My original trial was to prove this in arbitrary subgroup of $S_n$ and using Cayley's theorem we can prove this easily, and the reason is we can take advantage of the fact that if $\tau , \sigma \in S_n$, $$\sigma = (a_{11} ... a_{1 n_{1}})(a_{21} ... a_{2 n_{2}}) ... (a_{r1} ... a_{r n_{r}})$$
then $$\tau \sigma \tau ^{-1} = (\tau(a_{11}) ... \tau(a_{1 n_{1}}))(\tau(a_{21}) ... \tau(a_{2 n_{2}})) ... (\tau(a_{r1}) ... \tau(a_{r n_{r}}))$$
But this didn't give me any valuable results, so any hints which can be useful ?
I found a proof of this exercise here, but I want to construct my own proof.
Any hints ?
Solution 1:
Some ideas, assuming that what you meant is that given any complete set of representatives of the different conjugation clases then the set is commutative
Let $\,g,h\in G\;$ and let $\,[[a]]\,,\,[[b]]\,$ be the corresponding conjugacy classes each of these two elements belong to. First, note that
$$[a,b]=1\implies [a,b^z]=1\;,\;\;\forall\,z\in G\;,\;\;\text{because}\;[[b]]=[b^z]]\;,\;\text{so}:$$
$$g=a^x=x^{-1}ax\;,\;\;h=b^y=y^{-1}by\;,\;\;\text{for some}\;\;x,y,\in G\;,\;\;\text{but then:}$$
$$[g,h]=[a^x,b^y]=[a,b^{yx^{-1}}]^x=1^x=1\;\;\;\text{and we're done}$$
Solution 2:
To address the question asked:
I don't believe your idea will work without some pretty heavy extra work. The problem is you choose an arbitrary permutation representation (or even the regular representation) rather than choosing a group action that is relevant to the question.
If you only consider $S_n$-conjugacy (cycle type), then you run into the following problematic example (the regular representation of the dihedral group of order 8):
- (),
- (1,2,3,8)(4,5,6,7), (1,8,3,2)(4,7,6,5),
- (1,3)(2,8)(4,6)(5,7), (1,4)(2,7)(3,6)(5,8), (1,5)(2,4)(3,7)(6,8), (1,6)(2,5)(3,4)(7,8), (1,7)(2,6)(3,5)(4,8)
If we only consider $S_n$-conjugacy, then we can choose commuting representatives: an element of order 4, its square, and the identity.
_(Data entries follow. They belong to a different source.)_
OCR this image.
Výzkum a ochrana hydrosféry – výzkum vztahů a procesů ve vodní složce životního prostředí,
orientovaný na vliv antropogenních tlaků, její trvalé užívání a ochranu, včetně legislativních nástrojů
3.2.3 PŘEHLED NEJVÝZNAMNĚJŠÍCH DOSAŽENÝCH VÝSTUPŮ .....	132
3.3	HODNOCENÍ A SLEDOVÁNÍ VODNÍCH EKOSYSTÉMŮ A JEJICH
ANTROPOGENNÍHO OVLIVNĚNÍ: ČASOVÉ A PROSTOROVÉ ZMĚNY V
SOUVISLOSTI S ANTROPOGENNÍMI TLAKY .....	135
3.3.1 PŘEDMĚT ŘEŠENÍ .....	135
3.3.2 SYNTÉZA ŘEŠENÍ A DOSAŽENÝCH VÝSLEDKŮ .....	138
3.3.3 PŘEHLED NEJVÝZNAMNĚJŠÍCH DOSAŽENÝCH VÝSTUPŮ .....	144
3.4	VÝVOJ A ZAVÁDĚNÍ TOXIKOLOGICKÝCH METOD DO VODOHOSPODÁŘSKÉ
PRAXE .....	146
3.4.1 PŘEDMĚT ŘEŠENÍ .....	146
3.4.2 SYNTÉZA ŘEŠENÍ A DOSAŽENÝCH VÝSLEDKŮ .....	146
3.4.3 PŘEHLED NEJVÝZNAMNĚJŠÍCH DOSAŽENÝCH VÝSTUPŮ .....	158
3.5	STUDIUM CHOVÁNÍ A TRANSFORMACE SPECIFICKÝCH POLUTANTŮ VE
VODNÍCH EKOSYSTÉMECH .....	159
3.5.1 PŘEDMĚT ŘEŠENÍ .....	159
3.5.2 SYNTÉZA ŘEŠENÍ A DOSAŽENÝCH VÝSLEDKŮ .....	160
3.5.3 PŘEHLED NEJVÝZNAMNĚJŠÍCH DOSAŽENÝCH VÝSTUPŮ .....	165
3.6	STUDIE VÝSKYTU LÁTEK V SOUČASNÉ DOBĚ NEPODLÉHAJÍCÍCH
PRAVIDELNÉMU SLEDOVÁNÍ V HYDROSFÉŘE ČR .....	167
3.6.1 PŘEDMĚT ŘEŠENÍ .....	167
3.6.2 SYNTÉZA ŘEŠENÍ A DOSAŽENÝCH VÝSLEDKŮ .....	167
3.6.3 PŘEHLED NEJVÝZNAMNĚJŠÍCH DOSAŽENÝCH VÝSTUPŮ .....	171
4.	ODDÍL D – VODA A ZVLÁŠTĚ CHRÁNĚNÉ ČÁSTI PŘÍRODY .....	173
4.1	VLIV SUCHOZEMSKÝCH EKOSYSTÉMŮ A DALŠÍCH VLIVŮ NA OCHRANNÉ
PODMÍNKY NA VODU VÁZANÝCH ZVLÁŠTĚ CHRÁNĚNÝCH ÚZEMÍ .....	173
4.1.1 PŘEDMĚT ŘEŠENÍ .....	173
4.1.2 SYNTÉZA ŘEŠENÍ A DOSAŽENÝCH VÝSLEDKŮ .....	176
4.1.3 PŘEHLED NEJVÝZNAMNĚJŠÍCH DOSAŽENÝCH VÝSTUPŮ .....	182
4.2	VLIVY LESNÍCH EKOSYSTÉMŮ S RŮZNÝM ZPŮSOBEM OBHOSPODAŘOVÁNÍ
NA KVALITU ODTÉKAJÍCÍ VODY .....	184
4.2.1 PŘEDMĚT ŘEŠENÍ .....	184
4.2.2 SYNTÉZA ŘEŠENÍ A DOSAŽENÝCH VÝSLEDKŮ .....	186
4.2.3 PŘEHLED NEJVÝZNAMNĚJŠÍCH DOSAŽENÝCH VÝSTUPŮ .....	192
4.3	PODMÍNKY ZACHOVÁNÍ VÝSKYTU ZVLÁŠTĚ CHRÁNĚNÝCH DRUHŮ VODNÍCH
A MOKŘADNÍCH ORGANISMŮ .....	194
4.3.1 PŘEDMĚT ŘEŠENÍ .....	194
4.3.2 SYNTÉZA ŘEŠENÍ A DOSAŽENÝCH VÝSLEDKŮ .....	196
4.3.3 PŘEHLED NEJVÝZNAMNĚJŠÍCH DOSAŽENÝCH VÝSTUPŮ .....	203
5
These commute, but they only generate a cyclic subgroup of index 2 rather than the whole group.
Hence you have to be careful which “$\tau$” you allow, which makes your proof a lot more complicated.
The linked solution looks at a group action that is relevant: the group acting on itself by conjugation.
The linked solution however can be rephrased: Suppose for some $x \in G$, you can find conjugacy class representatives $g_i$ that each commute with $x$. Then for an arbitrary $y \in G$, there is some $g$ such that $y^g = g_i$ commutes with $x$, so $y^g \in C_G(x)$ and $y \in C_G(x)^{g^{-1}}$. In particular, $G$ is the union of the conjugates of $C_G(x)$, but a finite group is not the union of conjugates of a proper subgroup, so $G=C_G(x)$ and $x$ is in the center. Choosing $x=g_i$, you get $g_i \in Z(G)$ and $g_i$ is the only member of its conjugacy class. Since this can be done for all of the $g_i$, we get that every element of $G$ is in the center, and $G$ is abelian.